Description
We're looking for an ambitious Systems / Platform Engineer to join a team at the intersection of SRE and low-latency distributed systems. This team will help power Pinterest's next generation of realtime ML and measurement infrastructure, with a focus on sub-millisecond decisioning, high-throughput data access, and tight integration with Pinterest's core tech stack.
In this role, you'll think about queries and RPCs in terms of syscalls, cache lines, and wire formats, and design systems that stay fast and predictable under load. You'll help define and harden the foundation for our training and serving stack: from storage and indexing strategies, to streaming and fanout, to backpressure and failure handling across services and regions.
You'll work closely with software engineering, data infra, and SRE partners to ensure our systems are observable, debuggable, and operable in production.
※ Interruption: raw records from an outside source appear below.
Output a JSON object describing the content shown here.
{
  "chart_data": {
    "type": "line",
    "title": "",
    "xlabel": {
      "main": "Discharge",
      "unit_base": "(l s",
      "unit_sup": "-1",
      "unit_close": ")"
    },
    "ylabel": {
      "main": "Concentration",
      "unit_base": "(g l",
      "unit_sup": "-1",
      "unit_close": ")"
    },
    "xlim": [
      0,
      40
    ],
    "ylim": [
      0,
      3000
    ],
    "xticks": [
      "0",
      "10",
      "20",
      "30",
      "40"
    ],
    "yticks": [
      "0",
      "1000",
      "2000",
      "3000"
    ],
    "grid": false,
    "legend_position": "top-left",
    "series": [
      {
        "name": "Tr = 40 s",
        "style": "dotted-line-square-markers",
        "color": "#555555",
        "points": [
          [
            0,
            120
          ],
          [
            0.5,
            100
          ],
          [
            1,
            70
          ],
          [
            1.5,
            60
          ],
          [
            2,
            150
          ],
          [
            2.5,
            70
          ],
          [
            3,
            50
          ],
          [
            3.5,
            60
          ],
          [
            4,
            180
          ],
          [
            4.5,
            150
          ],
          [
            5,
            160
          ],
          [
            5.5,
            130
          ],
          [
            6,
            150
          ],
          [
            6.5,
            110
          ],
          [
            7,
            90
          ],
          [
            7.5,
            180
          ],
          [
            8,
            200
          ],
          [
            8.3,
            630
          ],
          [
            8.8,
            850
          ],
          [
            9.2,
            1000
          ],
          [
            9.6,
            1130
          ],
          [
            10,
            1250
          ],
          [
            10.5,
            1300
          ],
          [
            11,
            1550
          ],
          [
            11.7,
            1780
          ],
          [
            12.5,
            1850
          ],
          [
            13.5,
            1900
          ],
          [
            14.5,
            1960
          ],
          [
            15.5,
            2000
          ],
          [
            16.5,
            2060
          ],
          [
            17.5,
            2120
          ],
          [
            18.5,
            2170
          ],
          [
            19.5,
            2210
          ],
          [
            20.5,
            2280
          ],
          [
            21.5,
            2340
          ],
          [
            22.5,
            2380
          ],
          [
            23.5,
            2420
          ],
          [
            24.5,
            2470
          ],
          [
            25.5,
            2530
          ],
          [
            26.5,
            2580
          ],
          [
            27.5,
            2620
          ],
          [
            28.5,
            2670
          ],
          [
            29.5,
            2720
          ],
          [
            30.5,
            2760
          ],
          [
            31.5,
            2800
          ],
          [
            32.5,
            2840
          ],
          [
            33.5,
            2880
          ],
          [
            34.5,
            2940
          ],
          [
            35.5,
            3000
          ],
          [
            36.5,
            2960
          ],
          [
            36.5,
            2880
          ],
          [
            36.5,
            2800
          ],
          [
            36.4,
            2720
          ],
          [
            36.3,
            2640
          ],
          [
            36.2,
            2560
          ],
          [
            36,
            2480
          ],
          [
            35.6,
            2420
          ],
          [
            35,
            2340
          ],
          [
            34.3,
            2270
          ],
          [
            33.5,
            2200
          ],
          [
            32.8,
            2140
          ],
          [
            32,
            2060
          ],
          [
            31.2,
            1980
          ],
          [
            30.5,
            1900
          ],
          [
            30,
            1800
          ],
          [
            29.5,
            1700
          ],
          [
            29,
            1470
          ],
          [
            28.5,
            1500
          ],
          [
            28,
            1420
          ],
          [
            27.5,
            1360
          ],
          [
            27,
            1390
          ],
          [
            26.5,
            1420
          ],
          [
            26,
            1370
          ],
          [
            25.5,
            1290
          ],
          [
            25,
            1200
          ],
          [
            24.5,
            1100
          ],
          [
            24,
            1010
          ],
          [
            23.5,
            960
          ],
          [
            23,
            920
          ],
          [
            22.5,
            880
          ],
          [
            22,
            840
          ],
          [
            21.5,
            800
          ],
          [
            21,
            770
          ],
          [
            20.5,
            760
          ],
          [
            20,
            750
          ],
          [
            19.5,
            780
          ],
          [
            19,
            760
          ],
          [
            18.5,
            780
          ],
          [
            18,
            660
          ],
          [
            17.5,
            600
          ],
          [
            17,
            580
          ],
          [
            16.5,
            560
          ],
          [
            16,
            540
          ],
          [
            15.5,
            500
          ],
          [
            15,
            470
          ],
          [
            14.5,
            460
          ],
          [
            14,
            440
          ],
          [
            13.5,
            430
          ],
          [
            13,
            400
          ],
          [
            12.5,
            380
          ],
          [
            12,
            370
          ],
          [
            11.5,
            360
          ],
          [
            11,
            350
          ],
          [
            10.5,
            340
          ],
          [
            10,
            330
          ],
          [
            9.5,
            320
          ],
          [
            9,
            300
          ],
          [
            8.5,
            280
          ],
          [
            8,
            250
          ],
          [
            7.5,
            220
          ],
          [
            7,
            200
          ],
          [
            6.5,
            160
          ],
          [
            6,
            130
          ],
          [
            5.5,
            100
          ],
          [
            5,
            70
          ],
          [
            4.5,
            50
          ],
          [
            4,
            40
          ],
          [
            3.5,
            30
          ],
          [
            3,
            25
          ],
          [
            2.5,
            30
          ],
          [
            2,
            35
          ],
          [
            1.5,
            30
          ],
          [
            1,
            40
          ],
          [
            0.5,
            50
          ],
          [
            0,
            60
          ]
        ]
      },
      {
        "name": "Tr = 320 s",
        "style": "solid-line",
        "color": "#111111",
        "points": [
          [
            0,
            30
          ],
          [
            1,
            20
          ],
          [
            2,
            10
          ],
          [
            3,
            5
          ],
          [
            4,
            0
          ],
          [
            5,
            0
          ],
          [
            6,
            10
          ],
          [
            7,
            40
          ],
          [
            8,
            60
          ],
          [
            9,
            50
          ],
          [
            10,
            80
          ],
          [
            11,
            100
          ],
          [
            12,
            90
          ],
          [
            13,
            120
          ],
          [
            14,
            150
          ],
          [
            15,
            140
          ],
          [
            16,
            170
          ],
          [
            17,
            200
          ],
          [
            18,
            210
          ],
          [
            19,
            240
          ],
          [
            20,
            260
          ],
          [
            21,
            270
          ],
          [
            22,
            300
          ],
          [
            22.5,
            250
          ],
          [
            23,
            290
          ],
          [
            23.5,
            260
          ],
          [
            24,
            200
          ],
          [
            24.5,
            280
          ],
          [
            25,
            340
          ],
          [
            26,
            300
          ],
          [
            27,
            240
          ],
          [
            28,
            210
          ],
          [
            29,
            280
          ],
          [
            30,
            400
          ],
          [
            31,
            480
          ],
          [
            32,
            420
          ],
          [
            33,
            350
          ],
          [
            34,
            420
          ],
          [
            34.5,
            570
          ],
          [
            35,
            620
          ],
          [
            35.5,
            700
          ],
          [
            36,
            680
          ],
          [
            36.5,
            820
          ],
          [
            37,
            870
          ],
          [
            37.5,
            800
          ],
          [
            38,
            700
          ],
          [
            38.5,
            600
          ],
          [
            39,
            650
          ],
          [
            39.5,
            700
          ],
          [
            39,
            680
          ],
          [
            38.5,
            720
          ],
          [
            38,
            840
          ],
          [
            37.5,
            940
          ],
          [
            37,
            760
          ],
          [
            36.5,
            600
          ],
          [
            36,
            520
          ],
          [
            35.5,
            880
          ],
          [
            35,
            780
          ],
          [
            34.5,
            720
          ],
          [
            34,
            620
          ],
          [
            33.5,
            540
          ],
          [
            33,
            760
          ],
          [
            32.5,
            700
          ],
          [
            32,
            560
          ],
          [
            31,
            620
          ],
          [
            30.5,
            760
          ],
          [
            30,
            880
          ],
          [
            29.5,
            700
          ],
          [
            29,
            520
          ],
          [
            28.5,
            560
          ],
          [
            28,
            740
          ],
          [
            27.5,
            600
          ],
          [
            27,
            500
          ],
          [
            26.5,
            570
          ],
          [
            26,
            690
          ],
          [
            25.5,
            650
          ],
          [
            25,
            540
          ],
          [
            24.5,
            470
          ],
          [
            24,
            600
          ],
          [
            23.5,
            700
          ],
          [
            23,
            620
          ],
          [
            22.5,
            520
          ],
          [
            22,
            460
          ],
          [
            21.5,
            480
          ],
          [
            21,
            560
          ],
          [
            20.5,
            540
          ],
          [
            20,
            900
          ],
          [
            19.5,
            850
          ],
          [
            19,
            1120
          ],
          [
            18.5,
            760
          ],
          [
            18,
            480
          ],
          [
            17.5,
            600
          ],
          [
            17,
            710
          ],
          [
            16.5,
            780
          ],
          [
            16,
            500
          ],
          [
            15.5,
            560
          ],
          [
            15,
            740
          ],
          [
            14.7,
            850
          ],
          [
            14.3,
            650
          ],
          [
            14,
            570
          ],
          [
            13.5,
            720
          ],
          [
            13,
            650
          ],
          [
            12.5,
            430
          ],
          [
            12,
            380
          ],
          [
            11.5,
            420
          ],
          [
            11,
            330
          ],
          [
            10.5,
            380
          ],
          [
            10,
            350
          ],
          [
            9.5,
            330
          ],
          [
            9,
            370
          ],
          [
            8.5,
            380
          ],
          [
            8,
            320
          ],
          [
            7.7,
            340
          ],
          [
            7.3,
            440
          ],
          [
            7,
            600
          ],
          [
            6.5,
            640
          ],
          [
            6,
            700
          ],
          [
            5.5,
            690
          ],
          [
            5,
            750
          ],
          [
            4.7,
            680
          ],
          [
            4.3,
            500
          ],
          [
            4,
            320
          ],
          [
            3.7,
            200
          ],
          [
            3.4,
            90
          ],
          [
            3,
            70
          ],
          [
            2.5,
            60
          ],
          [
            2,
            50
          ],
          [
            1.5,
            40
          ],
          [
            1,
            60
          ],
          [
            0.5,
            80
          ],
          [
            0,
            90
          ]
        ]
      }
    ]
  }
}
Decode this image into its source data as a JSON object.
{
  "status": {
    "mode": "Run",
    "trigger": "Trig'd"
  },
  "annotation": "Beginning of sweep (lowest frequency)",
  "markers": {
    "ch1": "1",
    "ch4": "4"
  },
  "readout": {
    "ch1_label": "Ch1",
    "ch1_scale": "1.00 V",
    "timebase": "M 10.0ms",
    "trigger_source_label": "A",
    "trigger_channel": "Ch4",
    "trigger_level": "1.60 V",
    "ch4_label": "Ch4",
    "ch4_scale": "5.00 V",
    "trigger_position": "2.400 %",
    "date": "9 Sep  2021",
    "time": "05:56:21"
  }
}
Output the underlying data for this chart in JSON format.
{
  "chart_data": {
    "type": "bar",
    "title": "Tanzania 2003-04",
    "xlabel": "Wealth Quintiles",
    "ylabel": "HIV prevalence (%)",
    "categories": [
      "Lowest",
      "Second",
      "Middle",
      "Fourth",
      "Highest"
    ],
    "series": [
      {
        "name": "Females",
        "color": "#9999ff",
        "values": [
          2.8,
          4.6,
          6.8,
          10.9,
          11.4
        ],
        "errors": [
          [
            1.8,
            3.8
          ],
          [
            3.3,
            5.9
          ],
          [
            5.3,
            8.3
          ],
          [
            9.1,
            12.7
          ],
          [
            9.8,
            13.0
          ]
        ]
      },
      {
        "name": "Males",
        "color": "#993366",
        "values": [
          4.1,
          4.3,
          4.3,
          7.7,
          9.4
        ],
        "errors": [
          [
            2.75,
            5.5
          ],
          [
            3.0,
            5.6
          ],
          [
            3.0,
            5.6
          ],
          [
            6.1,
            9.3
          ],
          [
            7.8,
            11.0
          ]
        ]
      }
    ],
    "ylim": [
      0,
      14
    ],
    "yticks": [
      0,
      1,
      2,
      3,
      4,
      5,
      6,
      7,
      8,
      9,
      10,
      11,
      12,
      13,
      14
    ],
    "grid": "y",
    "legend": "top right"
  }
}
If topics like IO scheduling and batching, lock-free or low-contention data structures, connection pooling, query planning, kernel and network tuning, on-disk layout and indexing, circuit-breaking, autoscaling, incident response, NixOS, Rust, and robust SLIs/SLOs sound interesting (even if it's just a subset), this role gives you a chance to apply that expertise to business-critical, high-leverage infrastructure at Pinterest scale.
What you'll do:
- Scale the decision making process for tools for the tvScientific AI team, from our workflows to our training infrastructure to our Kubernetes deployments
- Improve the developer experience for the data science team
- Upgrade our observability tooling
- Make every deployment smooth as our infrastructure evolves
What we're looking for:
- Deep understanding of Linux
- Excellent writing skills
- A systems-oriented mindset
- Experience in high-performance software (RTB, HFT, etc.)
- Software engineering experience + reliability (e.g. CI/CD) expertise
- Strong observability instincts
- Demonstrated ability to use AI to improve speed and quality in your day-to-day workflow for relevant outputs
- Strong track record of critical evaluation and verification of AI-assisted work (e.g., testing, source-checking, data validation, peer review)
- High integrity and ownership: you protect sensitive data, avoid over-reliance on AI, and remain accountable for final decisions and deliverables
Nice-To-Haves:
- Reverse-engineering experience
- Terraform, EKS, or MLOps experience
- Python, Scala, or Zig experience
- NixOS experience
- Adtech or CTV experience
- Experience deploying a distributed system across multiple clouds
- Experience in hard real-time low-latency